I wish everyone considering LASIK had the opportunity to read some of the language in this poster, such as “Dry eye is the most common consequence of LASIK, although it is usually a short-term problem. LASIK adds to the patient’s signs and symptoms of dry eye as the procedure damages corneal nerves and goblet cells during the creation of the flap. Inflammation during the healing process can also worsen pre-existing dry eye conditions.” On the other hand, it would probably still get blown off just the way normal consent forms do, especially when the surgeon re-assures the patient that s/he has never had a patient with that kind of outcome. (Ahem. Attempting to dismount my soapbox now....)
“Challenges of fitting scleral lenses on a patient with blepharophimosis” (Amanda Golchin OD)
The case presented here was a patient with extreme eyelid abnormalities, and the reason I wanted to point it out is just that I’m appreciating seeing doctors working to find the right lens and the right approach to make it possible for people to wear scleral lenses when there are compelling reasons to do so, despite major difficulties with getting the lenses onto the eyes. I think the take-home, once again, is that so many scleral lens needs are provider-specific. I always urge everyone who is considering scleral lenses for a special need to ask the provider about specific similar cases that they’ve treated. The process of being fitted for sclerals can be quite involved and very stressful for us patients, and being the case someone learns on is not necessarily in our best interest if it can be avoided. We need to seek out the providers that truly are best equipped to serve our individual needs through prior experience.

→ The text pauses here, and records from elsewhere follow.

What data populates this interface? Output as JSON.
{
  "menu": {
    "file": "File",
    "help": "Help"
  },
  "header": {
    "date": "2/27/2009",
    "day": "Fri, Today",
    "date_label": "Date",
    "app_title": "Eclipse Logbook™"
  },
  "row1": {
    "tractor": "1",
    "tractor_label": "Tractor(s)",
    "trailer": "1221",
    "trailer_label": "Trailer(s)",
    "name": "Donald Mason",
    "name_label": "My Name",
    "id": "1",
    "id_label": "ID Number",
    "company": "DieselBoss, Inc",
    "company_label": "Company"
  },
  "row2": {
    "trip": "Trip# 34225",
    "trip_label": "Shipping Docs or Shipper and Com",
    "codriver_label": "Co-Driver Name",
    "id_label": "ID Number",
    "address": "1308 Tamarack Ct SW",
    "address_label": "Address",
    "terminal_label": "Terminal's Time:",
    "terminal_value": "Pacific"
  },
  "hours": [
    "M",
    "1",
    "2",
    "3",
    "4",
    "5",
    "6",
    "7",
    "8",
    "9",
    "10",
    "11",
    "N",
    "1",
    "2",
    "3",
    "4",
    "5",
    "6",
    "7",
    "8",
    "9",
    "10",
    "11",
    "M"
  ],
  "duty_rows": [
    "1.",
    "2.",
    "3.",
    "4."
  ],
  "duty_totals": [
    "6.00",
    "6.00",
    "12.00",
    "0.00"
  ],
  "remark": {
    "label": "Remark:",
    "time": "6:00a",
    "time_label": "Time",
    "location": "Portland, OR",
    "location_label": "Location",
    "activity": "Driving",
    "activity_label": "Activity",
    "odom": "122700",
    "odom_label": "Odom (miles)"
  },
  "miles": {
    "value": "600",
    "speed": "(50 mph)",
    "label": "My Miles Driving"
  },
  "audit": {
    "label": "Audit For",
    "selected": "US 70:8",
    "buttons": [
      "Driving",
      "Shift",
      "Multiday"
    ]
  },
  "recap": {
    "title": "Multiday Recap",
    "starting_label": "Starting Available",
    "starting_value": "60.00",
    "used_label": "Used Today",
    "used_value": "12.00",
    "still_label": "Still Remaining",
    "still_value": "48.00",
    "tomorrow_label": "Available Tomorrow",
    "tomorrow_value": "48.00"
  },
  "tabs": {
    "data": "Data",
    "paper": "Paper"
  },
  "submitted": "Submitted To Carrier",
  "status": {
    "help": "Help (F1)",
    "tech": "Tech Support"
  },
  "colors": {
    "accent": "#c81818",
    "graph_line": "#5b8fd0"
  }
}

“Warp! There it is: Scleral lenses improve corneal warpage secondary to tight lids” (Myers et al)
This one really surprised me… I guess I’m so used to thinking of tight lids only in the sense of how hard they make it for people to get scleral lenses in. But this was the opposite sort of case, where the scleral lenses were actually used to protect the eyes from the tight lids themselves… apparently the lids were associated with causing irregularities in the patient’s vision. Fascinating.